The parameters of the learning agent can be changed in Section 4 of the notebook. The parameters for running the simulation and training the agent can be modified in Section 5. The notebook can then be run again. The parameters are described below. During training, a checkpoint named checkpoint13.pth is saved after it achieves a score of greater than 13 averaged over 100 episodes. After all the training is completed (currently set at 5000 episodes), a checkpoint named checkpoint_final.pth is saved.
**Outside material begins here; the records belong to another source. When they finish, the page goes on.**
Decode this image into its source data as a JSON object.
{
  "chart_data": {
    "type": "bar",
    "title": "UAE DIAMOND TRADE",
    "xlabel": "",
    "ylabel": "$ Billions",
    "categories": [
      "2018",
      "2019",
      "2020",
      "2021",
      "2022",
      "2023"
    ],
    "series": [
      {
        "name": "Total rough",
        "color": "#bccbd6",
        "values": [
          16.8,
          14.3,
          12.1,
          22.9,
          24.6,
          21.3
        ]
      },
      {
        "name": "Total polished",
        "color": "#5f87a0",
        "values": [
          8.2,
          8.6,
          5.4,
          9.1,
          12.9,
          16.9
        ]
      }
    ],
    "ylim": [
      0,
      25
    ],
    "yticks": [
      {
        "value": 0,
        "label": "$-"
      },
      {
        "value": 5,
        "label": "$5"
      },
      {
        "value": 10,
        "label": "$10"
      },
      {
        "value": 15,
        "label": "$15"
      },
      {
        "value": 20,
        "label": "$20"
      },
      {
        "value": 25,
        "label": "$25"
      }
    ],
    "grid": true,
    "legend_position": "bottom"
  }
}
Run the notebook named Navigation_run_saved.ipynb to read in the save checkpoint for the trained agent to watch it play the game without further learning. The name of the notebook can be changed in section 3 of the notebook. It is currently set up to run the agent through 100 episodes end provide scores and the final average score. The final parameter is the number of episodes to run and can also be changed:
load_and_run_agent(agent, env, 'checkpoint_5000_not_prioritized.pth', 100)
Navigation_SNH.ipynb: Jupyter notebook to train the agent and to save the trained agent as a checkpoint.
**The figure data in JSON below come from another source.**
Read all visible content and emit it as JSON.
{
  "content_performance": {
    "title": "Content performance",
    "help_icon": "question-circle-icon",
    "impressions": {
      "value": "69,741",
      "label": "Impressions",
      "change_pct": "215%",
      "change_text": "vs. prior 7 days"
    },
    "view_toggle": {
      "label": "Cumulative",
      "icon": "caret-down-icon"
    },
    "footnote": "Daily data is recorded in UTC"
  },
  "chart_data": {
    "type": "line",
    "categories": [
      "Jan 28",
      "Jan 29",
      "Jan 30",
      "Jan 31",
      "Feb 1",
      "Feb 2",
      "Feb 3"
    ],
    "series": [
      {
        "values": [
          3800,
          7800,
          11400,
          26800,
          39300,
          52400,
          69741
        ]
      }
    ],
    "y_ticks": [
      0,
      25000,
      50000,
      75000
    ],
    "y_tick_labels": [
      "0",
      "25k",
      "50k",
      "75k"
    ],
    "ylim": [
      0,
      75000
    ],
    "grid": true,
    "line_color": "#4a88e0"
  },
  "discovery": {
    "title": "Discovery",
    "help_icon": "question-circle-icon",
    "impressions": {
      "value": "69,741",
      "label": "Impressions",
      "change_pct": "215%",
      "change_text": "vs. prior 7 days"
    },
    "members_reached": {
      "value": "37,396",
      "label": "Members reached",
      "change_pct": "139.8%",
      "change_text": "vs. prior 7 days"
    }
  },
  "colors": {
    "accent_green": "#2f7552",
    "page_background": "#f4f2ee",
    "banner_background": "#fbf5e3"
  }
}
Navigation_run_saved.ipynb: Notebook to read in a saved checkpoint and run the agent without additional learning.
model.py: The neural networks
agent.py: The deep Q learning agent (python class Agent)
These parameters and the implementation are discussed more in the file Report.md.
state_size (int): Number of parameters in the environment state
action_size (int): Number of different actions
seed (int): random seed
learning_rate (float): initial learning rate
batch_normalize (boolean): Flag for using batch normalization in the neural network
error_clipping (boolean): Flag for limiting the TD error to between -1 and 1
reward_clipping (boolean): Flag for limiting the reward to between -1 and 1
gradient_clipping (boolean): Flag for clipping the norm of the gradient to 1
target_update_interval (int): Set negative to use soft updating. The number of
learning steps between updating the neural network for fixed Q targets.
double_dqn (boolean): Flag for using double Q learning
dueling_dqn (boolean): Flag for using dueling Q networks
prioritized_replay (boolean): Flag for using prioritized replay memory sampling
n_episodes (int): Maximum number of training episodes
max_t (int): Maximum number of timesteps per episode
epsilon_initial (float): Initial value of epsilon for epsilon-greedy selection of
an action
epsilon_final (float): Final value of epsilon
epsilon_rate (float): A rate (0.0 to 1.0) for decreasing epsilon for each episode.
Higher is faster decay.
gamma_initial (float): Initial gamma discount factor (0 to 1). Higher values favor
long term over current rewards.
gamma_final (float): Final gamma discount factor (0 to 1).
gammma_rate (float): A rate (0 to 1) for increasing gamma.
beta_initial (float): For prioritized replay. Corrects bias induced by weighted
sampling of stored experiences. The beta parameters have no effect if the agent
unless prioritized experience replay is used.
beta_rate (float): Rate (0 to 1) for increasing beta to 1 as per Schauel et al. https://arxiv.org/abs/1511.05952
tau_initial (float): Initial value for tau, the weighting factor for soft updating
the neural network. The tau parameters have no effect if the agent uses fixed Q
targets instead of soft updating.
tau_final (float): Final value of tau.
tau_rate (float): Rate (0 to 1) for increasing tau each episode.